El Centro Europeo para la Prevención y el Control de las Enfermedades (ECDC) ha advertido de que Europa está teniendo evidentes dificultades para contener la expansión de los mosquitos y las enfermedades que transmiten, debido a varios factores, sobre todo la falta de estrategias coordinadas.
Hasta el 13 de agosto de 2026, nueve países del continente habían registrado 429 casos autóctonos del virus del Nilo Occidental (que es transmitido por varias especies de mosquitos, sobre todo el Culex pipiens), y seis regiones europeas habían notificado por primera vez infecciones adquiridas de forma local, es decir, no en el exterior. Sin embargo, estas cifras todavía aumentarán, pues el pico suele producirse desde agosto hasta comienzos de septiembre.
Ejemplar de ‘Culex pipiens’, especie que transmite el virus del Nilo / Agencias
En cuanto al mosquito tigre asiático, ya se encuentra establecido en 16 países europeos, el doble que hace 12 años.
Estrategias desiguales y sin coordinación
Una encuesta del Centro Europeo para la Prevención y el Control de las Enfermedades sobre prácticas de vigilancia y control de mosquitos ha puesto de manifiesto que hay diferencias considerables entre los distintos países europeos a la hora de organizar, financiar y aplicar estos programas.
Este organismo ha concluido que muchos programas dependen de financiación únicamente a corto plazo y carecen de planificación sostenida en el tiempo. Las competencias, además, se distribuyen entre distintos niveles administrativos (nacional, regional o local), hecho que dificulta la coordinación de las acciones necesarias para combatir esta plaga.
«La expansión de la transmisión del virus del Nilo Occidental, así como la propagación de especies de mosquitos invasoras, demuestran por qué Europa necesita reforzar su capacidad de control de los mosquitos», ha indicado Céline Gossner, miembro de este organismo, que ha añadido que «para un control eficaz», es necesaria «una estrecha cooperación».

Falta coordinación entre países para combatir la expansión de los mosquitos / Agencias
Según el ECDC, el control de mosquitos suele ser puntual y orientado a los ejemplares adultos, mientras escasean las estrategias a largo plazo para reducir poblaciones invasoras. En el caso del Aedes, varios países combinan medidas químicas y no químicas, con acciones dirigidas a las fases inmaduras del insecto y campañas de concienciación comunitaria.
El cambio climático empeora la situación
La ausencia de una coordinación transfronteriza reduce la eficacia de los programas nacionales, dado que una especie controlada en un territorio puede reaparecer desde regiones vecinas si éstas no aplican los mismos controles.

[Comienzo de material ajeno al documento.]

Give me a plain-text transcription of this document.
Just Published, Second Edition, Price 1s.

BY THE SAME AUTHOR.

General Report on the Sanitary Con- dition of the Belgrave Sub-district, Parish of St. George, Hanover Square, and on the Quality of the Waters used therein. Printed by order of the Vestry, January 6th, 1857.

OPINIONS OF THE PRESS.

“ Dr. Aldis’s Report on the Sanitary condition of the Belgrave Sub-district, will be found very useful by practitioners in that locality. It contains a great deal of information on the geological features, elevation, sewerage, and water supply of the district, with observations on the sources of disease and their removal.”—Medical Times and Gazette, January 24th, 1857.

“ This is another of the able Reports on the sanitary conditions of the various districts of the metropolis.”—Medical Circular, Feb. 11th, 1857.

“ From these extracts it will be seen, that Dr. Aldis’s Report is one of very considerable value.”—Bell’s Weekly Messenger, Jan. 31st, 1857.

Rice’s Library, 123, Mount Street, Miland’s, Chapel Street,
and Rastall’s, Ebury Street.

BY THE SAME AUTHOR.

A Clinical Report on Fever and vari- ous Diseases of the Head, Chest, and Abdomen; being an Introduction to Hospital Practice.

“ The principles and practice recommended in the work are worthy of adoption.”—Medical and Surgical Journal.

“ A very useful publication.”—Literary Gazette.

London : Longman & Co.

Además, el cambio climático está empeorando la situación. El informe del organismo advierte que las temporadas de transmisión del virus del Nilo Occidental, el dengue y el chikungunya son cada vez más largas e intensas. Las temperaturas más elevadas favorecen la reproducción de los mosquitos y amplían los períodos en los que los virus pueden circular entre la población.